In order to comprehend scalability behavior of MySQL Cluster and identify key
factors on database performance, we have repeated the tests described above
with a total of 17 different configurations of MySQL Cluster. They consisted
of 8 to 21 virtual machines and differed in redundancy level, partition count –
these two are directly affected by the number of data nodes –, and the number
of SQL nodes, and each were tested with a wide range of database sizes.
The output of the whole test procedure were performance metrics for over
350 000 SQL queries, a result which could have been hardly achieved without the
help of the test framework. The analysis of the resulting dataset showed that
database performance scales well with server number, but not with database
size. Further discussion of the results are out of the scope of this paper.
Related Work
There are many commercial test frameworks that are capable of load generation,
however, most of them focus on web applications specifically. AgileLoad [1] simulates end user activity and behavior that can even be automatically captured
instead of manual specification. Similarly to our solution, AgileLoad load injectors are separate software components deployed on physical or virtual machines.
LoadImpact [4] is a SaaS solution for load testing websites, it runs entirely from
the cloud and does not employ any deployable client-side software. Keynote [3]
offers a similar service with an addition of geographically distributed load generation network.
This area is also the target of many academic research. Dumitrescu et al.

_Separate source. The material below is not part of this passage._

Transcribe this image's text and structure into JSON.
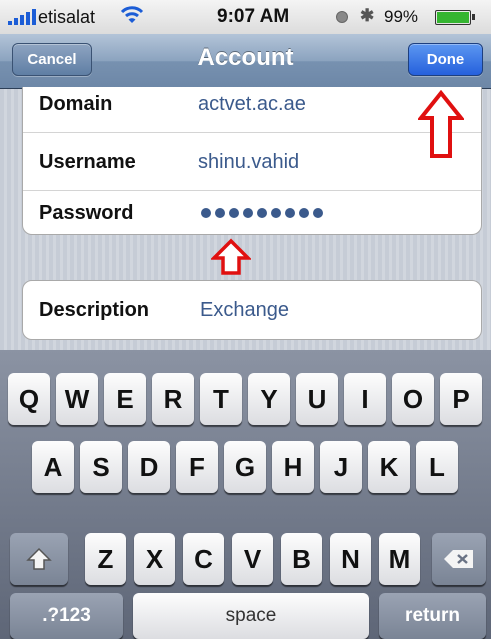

developed and used DiPerF [9][11], a distributed performance evaluation framework with great success for performance analysis of client/server applications
running on various grid computing environments. DiPerF uses an approach very
similar to our framework, allowing users to submit workload generator jobs to
a pool of client agents and it also provides clock synchronization between the
clients, a feature which is not supported by our solution yet. However, unlike
our fully distributed and homogenous test framework, DiPerF relies on a single
central component to manage and control client components.
The CLIF [8] project aims to provide a generic, scalable, and user-friendly
platform for performance testing. Besides load injector components similar to
the jobs in our test framework, it features so called probes that can be deployed
either on the workload generator or the test target system and are constantly
collecting performance metrics.
Conclusions and Future Work
In this paper we have discussed that obtaining accurate performance metrics
for virtual machines and applications hosted on an IaaS cloud service has many
difficulties. Then we have presented a lightweight, distributed framework that is
capable of generating artificial load to simulate the cases that may cause performance degradation of an application, caused by either normal operation or an
environmental factor unrelated to the application. As we have demonstrated on
a case study, our test framework suits well to perform load testing and performance testing of practical applications.
Our ongoing work involves improving the messaging subsystem using peerto-peer (P2P) technologies, to avoid unnecessary network communications and
adding performance monitoring capabilities similarly to the idea presented by
Bizenhöfer et al. [5] to offer a more complete solution for performance analysis.
Acknowledgements The work reported in the paper has been developed in the
framework of the project “Talent care and cultivation in the scientific workshops
of BME”. This project is supported by the grant TÁMOP-4.2.2.B-10/1–20100009.